Irish officials in talks on scholarship cut

 

TAOISEACH:TAOISEACH ENDA Kenny has said Irish officials in the Embassy in the US were in contact with the authorities there about the recent decision by the US state department to abolish funding for the Mitchell Scholarships,

“The Mitchell Scholarship is a valuable programme,” he said, speaking after a civic reception at Midleton Town Hall, Co Cork, on his way to the Ireland Funds gala dinner at Ballymaloe House.

“I’ve met with members of the Mitchell Scholarship teams over the years and I’ve found them very interesting, very invigorated, excited young people about the programme.

“As I understand it the intention is to withdraw funding effective from September 2013. I regard it as a valuable programme.

“Ireland did contribute to this in setting it up in the beginning and we’ll see how the discussions go between the Irish officials and the Americans.”

The Taoiseach said he was looking forward to meeting former president Bill Clinton again. “He’s a man who has given of his time and generosity to this country on so many occasions. It’s a great occasion for Castlemartyr and for Ballymaloe and for the Ireland Funds.”

“I have to say that the ambition of raising over $100 million in less than a year was extraordinary and that’s been increased with a new target. So these are philanthropists of a very generous nature and they know that those funds have been put to very good effect.

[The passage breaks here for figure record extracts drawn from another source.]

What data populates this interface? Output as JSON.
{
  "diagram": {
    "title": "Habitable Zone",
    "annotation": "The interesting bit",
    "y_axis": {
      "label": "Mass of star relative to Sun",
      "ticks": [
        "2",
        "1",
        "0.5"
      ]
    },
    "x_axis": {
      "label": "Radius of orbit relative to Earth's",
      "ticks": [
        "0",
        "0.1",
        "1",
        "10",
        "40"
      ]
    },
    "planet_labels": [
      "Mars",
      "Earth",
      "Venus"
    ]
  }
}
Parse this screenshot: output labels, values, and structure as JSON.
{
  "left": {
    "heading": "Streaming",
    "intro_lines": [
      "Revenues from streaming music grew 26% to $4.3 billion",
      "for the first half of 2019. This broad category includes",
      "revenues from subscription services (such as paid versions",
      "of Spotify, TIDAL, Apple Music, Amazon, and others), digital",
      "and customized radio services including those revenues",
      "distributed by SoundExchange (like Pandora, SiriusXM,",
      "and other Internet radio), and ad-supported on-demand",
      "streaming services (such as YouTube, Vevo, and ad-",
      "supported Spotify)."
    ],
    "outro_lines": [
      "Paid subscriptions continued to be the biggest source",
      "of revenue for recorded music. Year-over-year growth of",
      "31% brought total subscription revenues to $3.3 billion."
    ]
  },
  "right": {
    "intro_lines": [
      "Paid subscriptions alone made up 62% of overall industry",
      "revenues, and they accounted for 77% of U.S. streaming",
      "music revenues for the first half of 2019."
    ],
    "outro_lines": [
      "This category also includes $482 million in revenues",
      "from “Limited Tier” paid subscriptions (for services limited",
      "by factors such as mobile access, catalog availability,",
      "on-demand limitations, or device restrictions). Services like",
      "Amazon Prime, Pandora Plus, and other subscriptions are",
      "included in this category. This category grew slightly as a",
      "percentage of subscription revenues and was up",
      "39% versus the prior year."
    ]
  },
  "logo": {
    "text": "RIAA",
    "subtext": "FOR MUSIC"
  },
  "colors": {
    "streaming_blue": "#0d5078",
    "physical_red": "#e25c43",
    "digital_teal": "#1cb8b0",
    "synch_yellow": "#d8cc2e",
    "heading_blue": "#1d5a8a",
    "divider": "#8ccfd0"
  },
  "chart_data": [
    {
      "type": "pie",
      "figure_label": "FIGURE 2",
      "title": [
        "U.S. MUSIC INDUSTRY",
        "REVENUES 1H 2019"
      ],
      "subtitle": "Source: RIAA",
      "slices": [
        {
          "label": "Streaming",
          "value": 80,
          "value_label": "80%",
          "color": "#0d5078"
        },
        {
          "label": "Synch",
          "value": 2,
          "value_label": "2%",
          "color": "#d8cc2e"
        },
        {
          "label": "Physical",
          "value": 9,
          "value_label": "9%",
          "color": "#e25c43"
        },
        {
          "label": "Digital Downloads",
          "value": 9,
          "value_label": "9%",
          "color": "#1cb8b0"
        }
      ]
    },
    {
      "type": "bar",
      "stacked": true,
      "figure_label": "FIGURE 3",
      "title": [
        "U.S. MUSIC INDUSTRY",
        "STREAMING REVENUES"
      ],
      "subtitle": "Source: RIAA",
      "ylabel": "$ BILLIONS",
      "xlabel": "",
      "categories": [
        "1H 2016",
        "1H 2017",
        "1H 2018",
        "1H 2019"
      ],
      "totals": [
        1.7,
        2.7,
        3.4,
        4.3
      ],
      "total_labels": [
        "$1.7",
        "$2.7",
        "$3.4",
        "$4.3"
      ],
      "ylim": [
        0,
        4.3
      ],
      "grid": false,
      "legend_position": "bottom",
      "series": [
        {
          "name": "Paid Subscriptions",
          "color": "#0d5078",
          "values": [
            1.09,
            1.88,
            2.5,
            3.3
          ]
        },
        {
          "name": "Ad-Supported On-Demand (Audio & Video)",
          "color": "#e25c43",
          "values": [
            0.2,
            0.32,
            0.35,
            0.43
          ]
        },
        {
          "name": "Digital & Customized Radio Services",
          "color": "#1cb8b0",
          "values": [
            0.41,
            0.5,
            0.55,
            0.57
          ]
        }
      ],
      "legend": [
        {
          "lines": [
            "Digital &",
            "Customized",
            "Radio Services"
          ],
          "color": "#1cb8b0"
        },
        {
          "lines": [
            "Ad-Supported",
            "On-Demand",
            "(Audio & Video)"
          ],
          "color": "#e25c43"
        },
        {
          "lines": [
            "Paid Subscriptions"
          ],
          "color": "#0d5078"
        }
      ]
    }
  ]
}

“I often make the point about Pieta House and Joan Freeman dealing with young people who might have a tendency to self-harm. Rather than just being a charity they are an investment in the future quality of lives of people.

“Bill Clinton, through his work and through the work of his wife and the American governments have ensured that young people in Northern Ireland can be born and raised and live and die in peace and that’s a great legacy to leave behind.”